The families of journalists have also come under attack. Hayatullah’s wife was not only attacked – after she identified the alleged kidnappers of her husband in her testimony before a judicial commission – but killed. What followed was a string of killings of journalists in Fata and Khyber Pakhtunkhwa.

Once it would have been hard to believe that a journalist would be picked up from Islamabad, our most protected city, and his body would be found in a Punjab town. But that happened to Saleem Shahzad, who was under threat for his bold writing and sensitive disclosures.

Once it was impossible for anyone to believe that a journalist would be found dead just 30 minutes after giving a live beeper on TV.

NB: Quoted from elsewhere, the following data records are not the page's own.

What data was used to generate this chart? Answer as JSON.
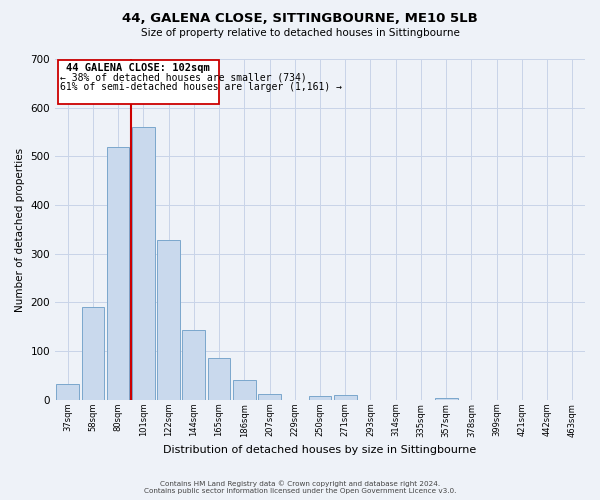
{
  "title": "44, GALENA CLOSE, SITTINGBOURNE, ME10 5LB",
  "subtitle": "Size of property relative to detached houses in Sittingbourne",
  "xlabel": "Distribution of detached houses by size in Sittingbourne",
  "ylabel": "Number of detached properties",
  "footer_line1": "Contains HM Land Registry data © Crown copyright and database right 2024.",
  "footer_line2": "Contains public sector information licensed under the Open Government Licence v3.0.",
  "bar_labels": [
    "37sqm",
    "58sqm",
    "80sqm",
    "101sqm",
    "122sqm",
    "144sqm",
    "165sqm",
    "186sqm",
    "207sqm",
    "229sqm",
    "250sqm",
    "271sqm",
    "293sqm",
    "314sqm",
    "335sqm",
    "357sqm",
    "378sqm",
    "399sqm",
    "421sqm",
    "442sqm",
    "463sqm"
  ],
  "bar_values": [
    32,
    190,
    520,
    560,
    328,
    143,
    87,
    40,
    13,
    0,
    8,
    10,
    0,
    0,
    0,
    3,
    0,
    0,
    0,
    0,
    0
  ],
  "bar_color": "#c9d9ed",
  "bar_edge_color": "#7ba7cc",
  "property_label": "44 GALENA CLOSE: 102sqm",
  "annotation_line1": "← 38% of detached houses are smaller (734)",
  "annotation_line2": "61% of semi-detached houses are larger (1,161) →",
  "line_color": "#cc0000",
  "box_edge_color": "#cc0000",
  "ylim": [
    0,
    700
  ],
  "yticks": [
    0,
    100,
    200,
    300,
    400,
    500,
    600,
    700
  ],
  "grid_color": "#c8d4e8",
  "background_color": "#eef2f8"
}
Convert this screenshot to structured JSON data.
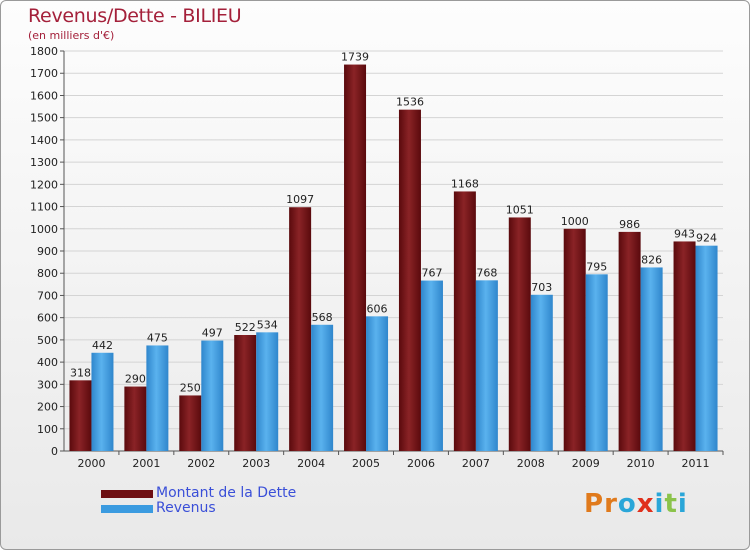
{
  "title": "Revenus/Dette - BILIEU",
  "subtitle": "(en milliers d'€)",
  "colors": {
    "debt": "#6e0f12",
    "revenue": "#3b9be0"
  },
  "legend": [
    {
      "label": "Montant de la Dette",
      "color": "#6e0f12"
    },
    {
      "label": "Revenus",
      "color": "#3b9be0"
    }
  ],
  "logo": {
    "text": "Proxiti",
    "letter_colors": [
      "#e07a1c",
      "#e07a1c",
      "#2aa6d8",
      "#e0301c",
      "#2aa6d8",
      "#8bc34a",
      "#2aa6d8"
    ]
  },
  "chart_data": {
    "type": "bar",
    "title": "Revenus/Dette - BILIEU",
    "subtitle": "(en milliers d'€)",
    "categories": [
      "2000",
      "2001",
      "2002",
      "2003",
      "2004",
      "2005",
      "2006",
      "2007",
      "2008",
      "2009",
      "2010",
      "2011"
    ],
    "series": [
      {
        "name": "Montant de la Dette",
        "values": [
          318,
          290,
          250,
          522,
          1097,
          1739,
          1536,
          1168,
          1051,
          1000,
          986,
          943
        ]
      },
      {
        "name": "Revenus",
        "values": [
          442,
          475,
          497,
          534,
          568,
          606,
          767,
          768,
          703,
          795,
          826,
          924
        ]
      }
    ],
    "ylim": [
      0,
      1800
    ],
    "yticks": [
      0,
      100,
      200,
      300,
      400,
      500,
      600,
      700,
      800,
      900,
      1000,
      1100,
      1200,
      1300,
      1400,
      1500,
      1600,
      1700,
      1800
    ],
    "grid": true,
    "legend_position": "bottom-left"
  }
}
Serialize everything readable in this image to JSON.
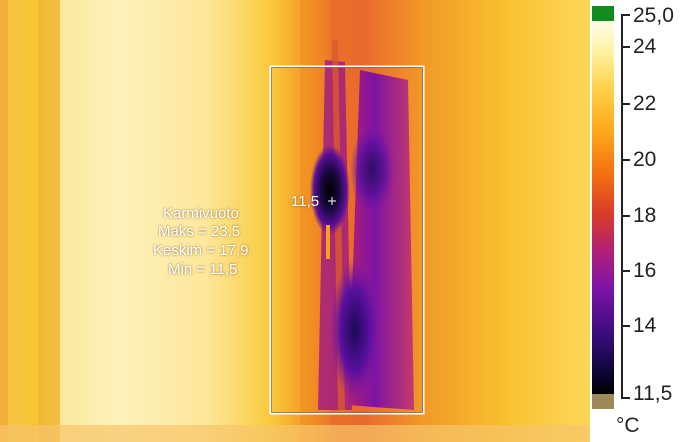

But this too happened with Musa Khankhel, a correspondent for Geo News in Swat, who was killed soon after he reported on the procession of Sufi Mohammad, the head of the Tehreek-e-Nifaz-e-Shariat-e-Mohammadi.

Another journalist, Mohammad Ibrahim, was shot dead along with his camera man after interviewing the head of an outlawed group in Fata.

Once it would have been unthinkable that a columnist would be killed simply because of a misleading headline. But Dr Chishty Mujahid was. A group claimed responsibility, signalling the beginning of dangerous times ahead for journalists in Balochistan, once the safest province for journalists.

Dozens of journalists have been killed there since then. The latest case was of the kidnapping and murder of Abdul Razzaq Baloch. His family was not able to get justice despite a petition filed in March after his disappearance.

In Karachi, journalists are threatened and killed by ethnic and political groups. Wali Khan Babar’s case still haunts journalists in Karachi. In that case, all the witnesses – including investigating officers – were killed.

What is common in all these cases is the state’s failure to protect journalists. Many journalists have migrated from Fata and Balochistan to safe houses in other cities.

Journalists in Fata find it most difficult to report on the ongoing conflict and anything relating to the Taliban or army operations.

With the massive rise in the number of militant groups – whether ethnic, sectarian, jihadi, political or with underworld connections, as well as state intelligence agencies – a journalist’s work has become more and more hazardous in Pakistan.

The failure of the state to provide safety and the failure of media houses to provide training have led to huge risks and Pakistan has come to be ranked among the three most dangerous countries in the world for journalists.

Pakistani journalists and the media must keep in mind that more difficult days may lie ahead.

No training or protection can give you 100 percent guarantee of safety, but proper training can certainly give reporters the strength to cover a story with courage if they get insurance cover and appropriate equipment to protect themselves.